Thursday, August 11, 2005

Thinking About Joe Cino

I am delighted to join in celebrating Wendell Stone's book about the Caffé Cino. He sent me pieces of it in draft form, and it was wonderful to learn more about Joe Cino and his colorful family and background. Joe was a unique, inspiringly spirited person, and he played a crucial role in my life. I first went to the Caffé Cino about 1962. I was ostensibly there as a critic, reviewing plays for The Village Voice. But it quickly became more personal than that. The atmosphere of the cafe was powerfully seductive, and it is no secret that I was especially drawn to Johnny Dodd, the waiter and sometime light man. I had only been in New York a few years and had only just moved to the Village. The Cino embodied a wild bohemian disregard for convention that I did not yet know was possible. Johnny told about his own first encounter with Joe Cino soon after he moved to New York from Indianapolis, still in his teens. Wandering down Cornelia Street he came upon Joe standing outside the cafe. Johnny said, "I'm looking for Greenwich Village." Joe said, "This is it, come in." Joe's generosity is legendary.
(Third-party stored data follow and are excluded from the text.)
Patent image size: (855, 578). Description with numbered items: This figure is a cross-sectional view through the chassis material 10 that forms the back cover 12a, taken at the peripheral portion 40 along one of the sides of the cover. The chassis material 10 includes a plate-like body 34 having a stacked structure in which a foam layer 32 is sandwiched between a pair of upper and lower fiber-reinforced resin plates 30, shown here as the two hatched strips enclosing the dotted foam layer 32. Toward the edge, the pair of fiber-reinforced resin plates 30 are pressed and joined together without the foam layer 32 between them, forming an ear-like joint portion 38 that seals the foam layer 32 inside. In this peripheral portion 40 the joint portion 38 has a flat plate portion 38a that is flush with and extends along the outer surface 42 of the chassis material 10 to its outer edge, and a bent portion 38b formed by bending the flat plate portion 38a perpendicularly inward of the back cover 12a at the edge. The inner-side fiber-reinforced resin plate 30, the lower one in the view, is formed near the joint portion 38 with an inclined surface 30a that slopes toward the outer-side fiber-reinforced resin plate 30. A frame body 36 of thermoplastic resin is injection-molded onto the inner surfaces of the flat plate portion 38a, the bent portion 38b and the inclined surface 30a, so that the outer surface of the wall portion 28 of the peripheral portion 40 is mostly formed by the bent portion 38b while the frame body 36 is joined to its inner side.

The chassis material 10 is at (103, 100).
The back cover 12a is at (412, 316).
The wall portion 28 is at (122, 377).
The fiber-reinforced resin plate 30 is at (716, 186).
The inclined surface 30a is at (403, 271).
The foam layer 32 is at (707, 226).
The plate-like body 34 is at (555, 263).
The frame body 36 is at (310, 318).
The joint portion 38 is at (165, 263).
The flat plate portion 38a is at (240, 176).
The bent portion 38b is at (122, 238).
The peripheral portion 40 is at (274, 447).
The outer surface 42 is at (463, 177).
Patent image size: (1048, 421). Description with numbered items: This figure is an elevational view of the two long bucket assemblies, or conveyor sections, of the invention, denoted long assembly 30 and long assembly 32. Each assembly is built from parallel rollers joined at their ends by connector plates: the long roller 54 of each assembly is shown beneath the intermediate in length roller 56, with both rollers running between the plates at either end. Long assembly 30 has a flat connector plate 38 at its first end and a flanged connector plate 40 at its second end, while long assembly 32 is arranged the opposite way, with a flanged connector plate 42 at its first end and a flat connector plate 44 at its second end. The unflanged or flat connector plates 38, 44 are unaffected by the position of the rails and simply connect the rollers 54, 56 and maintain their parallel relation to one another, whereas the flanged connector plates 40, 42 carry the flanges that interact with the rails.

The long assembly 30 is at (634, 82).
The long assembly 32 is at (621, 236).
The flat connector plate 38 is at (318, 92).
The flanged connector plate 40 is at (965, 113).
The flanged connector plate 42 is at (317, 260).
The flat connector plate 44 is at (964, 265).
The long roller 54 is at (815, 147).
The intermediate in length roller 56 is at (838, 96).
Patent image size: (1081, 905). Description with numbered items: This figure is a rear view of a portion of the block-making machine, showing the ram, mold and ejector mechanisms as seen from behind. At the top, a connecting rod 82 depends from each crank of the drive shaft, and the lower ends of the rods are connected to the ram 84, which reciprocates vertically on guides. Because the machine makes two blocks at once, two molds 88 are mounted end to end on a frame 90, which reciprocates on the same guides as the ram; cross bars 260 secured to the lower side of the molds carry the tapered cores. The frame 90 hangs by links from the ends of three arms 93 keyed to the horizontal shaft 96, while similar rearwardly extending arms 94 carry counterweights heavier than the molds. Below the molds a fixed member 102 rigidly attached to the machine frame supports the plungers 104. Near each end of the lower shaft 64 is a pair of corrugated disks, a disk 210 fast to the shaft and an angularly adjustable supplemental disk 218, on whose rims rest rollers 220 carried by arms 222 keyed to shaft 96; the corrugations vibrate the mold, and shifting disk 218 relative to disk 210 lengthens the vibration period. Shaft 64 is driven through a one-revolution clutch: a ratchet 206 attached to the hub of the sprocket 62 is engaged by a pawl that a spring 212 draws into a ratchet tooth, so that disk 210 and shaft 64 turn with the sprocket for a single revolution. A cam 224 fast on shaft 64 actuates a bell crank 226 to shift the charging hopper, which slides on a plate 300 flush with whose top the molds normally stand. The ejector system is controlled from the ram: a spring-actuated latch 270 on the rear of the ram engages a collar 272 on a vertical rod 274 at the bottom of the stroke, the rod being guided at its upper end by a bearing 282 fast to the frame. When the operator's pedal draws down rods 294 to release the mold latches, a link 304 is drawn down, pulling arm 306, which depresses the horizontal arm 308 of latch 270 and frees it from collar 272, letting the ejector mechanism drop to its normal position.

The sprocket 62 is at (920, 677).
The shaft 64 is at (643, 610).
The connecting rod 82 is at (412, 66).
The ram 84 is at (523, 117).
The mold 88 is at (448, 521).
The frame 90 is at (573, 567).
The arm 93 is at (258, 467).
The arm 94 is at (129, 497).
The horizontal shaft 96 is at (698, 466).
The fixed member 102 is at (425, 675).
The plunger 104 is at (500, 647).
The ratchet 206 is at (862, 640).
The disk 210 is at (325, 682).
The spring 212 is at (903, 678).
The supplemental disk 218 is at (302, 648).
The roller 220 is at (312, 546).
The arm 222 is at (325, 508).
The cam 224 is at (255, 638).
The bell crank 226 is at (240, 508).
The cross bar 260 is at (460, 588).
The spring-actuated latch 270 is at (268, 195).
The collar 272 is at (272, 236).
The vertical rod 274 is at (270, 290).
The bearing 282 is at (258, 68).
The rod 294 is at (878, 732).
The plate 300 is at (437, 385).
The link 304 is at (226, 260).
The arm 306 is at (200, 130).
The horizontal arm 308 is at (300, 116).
He was matchlessly supportive to a generation of emerging theatre artists. I was lucky to be among them. I took him my first play and he gave me a date and we put it on. I directed my first serious New York production at the Cino, and several more plays after that. I saw one play after another by such remarkable writers as Lanford Wilson, Harry Koutoukas, Bob Heide, David Starkweather, Billy Hoffman, Claris Nelson, Tom Eyen, and Bob Patrick. We could all count on total freedom at the Cino to pursue our particular visions, however outré. Joe never held us back, only egged us on. Later I had the lugubrious experience of taking over the Cino when Joe was no longer there and presiding over its final closing. But that shadow long ago lifted, and in all the theatre work I have done since, I have tried to keep the spirit of Joe Cino alive.